Ellie’s fingers tightened around her cup. ‘And Granville?’
‘He saw the early papers when he still had clearance. I think he understood what we were building before some of our own people did. He had that kind of mind, brilliant, but …’ He trailed off, shaking his head.
She nodded slowly. ‘He had informants everywhere, feeding him information.’
‘Indeed, and he wasn’t acting alone. He was a channel. Someone else is pulling the strings.’
Ellie sat back, the weight settling behind her eyes. Kingfisher . The name whispered through her mind like an icy wind. They sat in the warm hush for a moment longer, the fire crackling softly between them. Then her father reached over and pressed a brass button into her palm; worn and smooth.
‘From my Great War uniform. I kept it for luck. I’m not sure that ever worked for me, but perhaps it will look after you.’
She closed her hand around it. ‘It did work for you. You’re still here.’
His eyes glistened. But he said nothing.
Footsteps creaked upstairs – Daisy perhaps, or Jack unable to sleep.
Ellie stood, leaned over and kissed his temple, breathing in the familiar scent of pipe tobacco. ‘Try and sleep, Pa.’
He gripped her hand. ‘Catch him before he hurts anyone else.’
‘I will.’
At the threshold, she paused, her back to him. Then: ‘Do you remember when I was fourteen, and I asked you what you did at work?’
His face creased into a faint smile. ‘I think I said it was boring.’
‘You said it was safer if I didn’t know.’
‘I believed that then.’
She turned back, her voice steady. ‘Now I understand. You weren’t hiding the truth from me. You were trying to protect me from it.’
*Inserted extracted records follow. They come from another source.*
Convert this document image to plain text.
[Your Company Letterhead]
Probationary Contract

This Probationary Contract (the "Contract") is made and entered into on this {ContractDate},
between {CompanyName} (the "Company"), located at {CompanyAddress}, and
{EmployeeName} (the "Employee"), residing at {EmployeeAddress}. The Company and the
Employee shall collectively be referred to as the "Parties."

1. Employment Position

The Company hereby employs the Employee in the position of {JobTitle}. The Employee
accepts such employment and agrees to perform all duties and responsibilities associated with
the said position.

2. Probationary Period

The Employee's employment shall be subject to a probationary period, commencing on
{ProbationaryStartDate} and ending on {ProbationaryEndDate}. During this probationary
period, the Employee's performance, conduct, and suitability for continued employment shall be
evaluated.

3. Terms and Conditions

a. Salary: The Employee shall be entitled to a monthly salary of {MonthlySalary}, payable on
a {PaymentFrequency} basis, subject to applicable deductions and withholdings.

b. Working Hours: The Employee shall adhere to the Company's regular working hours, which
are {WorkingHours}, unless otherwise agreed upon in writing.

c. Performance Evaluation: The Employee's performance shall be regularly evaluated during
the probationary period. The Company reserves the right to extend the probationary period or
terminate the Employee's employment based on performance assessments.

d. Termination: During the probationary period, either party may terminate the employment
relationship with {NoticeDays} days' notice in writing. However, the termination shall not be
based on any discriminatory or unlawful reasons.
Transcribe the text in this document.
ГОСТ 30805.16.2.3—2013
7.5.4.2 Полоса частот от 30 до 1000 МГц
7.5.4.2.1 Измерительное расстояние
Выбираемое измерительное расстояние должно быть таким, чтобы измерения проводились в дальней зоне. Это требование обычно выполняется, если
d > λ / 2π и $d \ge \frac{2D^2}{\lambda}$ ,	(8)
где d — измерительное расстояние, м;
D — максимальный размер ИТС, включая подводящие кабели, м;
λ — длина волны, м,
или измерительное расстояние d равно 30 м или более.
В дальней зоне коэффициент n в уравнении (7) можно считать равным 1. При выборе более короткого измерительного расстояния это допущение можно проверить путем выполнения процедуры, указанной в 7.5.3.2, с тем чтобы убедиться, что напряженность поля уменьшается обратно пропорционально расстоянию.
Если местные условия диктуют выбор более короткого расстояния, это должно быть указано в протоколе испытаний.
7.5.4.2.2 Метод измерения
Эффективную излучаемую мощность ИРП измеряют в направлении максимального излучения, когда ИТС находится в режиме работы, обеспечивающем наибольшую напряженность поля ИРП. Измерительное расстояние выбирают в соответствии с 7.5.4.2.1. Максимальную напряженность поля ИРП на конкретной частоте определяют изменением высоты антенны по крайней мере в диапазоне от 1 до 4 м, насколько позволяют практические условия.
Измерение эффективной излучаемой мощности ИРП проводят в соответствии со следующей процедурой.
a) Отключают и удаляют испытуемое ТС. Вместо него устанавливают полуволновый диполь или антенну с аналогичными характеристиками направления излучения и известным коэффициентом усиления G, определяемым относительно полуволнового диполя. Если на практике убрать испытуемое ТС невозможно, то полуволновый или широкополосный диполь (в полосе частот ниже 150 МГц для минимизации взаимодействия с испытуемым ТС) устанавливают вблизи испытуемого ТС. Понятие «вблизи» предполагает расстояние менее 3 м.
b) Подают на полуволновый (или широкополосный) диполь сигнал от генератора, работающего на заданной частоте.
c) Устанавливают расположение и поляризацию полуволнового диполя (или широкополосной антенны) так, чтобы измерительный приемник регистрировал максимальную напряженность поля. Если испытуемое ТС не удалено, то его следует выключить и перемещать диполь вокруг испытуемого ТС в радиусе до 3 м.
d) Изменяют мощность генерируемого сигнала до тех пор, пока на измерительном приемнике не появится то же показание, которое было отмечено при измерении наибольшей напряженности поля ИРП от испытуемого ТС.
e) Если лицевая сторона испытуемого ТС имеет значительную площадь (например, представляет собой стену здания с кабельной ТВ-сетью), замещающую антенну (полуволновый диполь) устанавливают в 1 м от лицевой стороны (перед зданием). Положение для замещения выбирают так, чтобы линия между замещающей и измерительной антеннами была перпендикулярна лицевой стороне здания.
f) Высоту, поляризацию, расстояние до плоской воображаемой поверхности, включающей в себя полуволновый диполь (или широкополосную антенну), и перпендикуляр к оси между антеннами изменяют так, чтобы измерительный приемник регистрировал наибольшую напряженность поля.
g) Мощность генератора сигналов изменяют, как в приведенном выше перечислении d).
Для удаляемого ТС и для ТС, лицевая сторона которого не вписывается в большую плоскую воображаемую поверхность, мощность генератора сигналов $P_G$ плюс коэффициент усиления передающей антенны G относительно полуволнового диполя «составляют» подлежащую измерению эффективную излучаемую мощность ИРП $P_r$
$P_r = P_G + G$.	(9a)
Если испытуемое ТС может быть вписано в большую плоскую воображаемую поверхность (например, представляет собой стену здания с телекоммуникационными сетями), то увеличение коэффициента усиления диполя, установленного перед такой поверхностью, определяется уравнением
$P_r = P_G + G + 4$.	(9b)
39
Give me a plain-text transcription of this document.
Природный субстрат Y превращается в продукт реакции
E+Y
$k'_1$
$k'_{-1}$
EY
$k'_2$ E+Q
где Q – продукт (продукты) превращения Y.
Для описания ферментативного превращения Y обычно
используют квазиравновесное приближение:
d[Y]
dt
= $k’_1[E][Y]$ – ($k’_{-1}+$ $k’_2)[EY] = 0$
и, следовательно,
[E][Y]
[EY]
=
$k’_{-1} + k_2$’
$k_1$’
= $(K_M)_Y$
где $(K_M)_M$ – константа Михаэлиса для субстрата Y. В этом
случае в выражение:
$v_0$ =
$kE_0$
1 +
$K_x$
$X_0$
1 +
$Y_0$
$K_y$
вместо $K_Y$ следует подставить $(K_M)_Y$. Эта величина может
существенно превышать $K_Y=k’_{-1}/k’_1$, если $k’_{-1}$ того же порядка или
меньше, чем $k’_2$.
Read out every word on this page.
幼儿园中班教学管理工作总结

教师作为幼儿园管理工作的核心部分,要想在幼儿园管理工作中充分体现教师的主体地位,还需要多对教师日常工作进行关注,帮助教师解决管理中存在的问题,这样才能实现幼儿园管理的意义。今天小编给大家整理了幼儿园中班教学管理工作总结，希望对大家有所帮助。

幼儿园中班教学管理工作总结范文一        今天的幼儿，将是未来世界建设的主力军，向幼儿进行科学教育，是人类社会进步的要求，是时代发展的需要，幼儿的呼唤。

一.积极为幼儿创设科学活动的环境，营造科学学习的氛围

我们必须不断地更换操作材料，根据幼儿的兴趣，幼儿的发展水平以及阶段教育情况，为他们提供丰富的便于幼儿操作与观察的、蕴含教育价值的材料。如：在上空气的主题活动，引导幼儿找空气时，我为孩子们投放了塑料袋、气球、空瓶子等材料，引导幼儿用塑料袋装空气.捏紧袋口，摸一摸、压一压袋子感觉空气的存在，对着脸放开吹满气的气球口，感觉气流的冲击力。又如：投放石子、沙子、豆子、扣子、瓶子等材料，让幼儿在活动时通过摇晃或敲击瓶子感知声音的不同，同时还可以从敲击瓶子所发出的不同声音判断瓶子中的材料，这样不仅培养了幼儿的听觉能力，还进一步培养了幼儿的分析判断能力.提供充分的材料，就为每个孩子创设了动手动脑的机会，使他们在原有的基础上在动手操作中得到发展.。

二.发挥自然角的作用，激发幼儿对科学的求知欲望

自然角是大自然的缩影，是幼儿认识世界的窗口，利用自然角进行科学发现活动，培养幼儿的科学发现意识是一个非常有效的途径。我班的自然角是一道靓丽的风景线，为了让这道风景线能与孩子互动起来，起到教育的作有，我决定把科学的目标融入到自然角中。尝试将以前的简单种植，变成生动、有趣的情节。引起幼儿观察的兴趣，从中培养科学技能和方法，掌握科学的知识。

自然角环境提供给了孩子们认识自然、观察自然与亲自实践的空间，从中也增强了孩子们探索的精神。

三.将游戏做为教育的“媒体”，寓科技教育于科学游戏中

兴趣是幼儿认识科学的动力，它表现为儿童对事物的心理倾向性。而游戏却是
His gaze didn’t waver. ‘Sometimes, Ellie, having a brilliant mind inherently brings you into the eye of a storm.’
She blinked, throat tight. ‘Then it’s a good thing I’m learning how to stand in the wind.’
Tears brimmed in her father’s eyes, but behind them, pride burned clear and unwavering. She stepped into the hallway, his lucky charm still warm in her hand. The house had fallen still around her, but inside, a fire had only just begun to burn.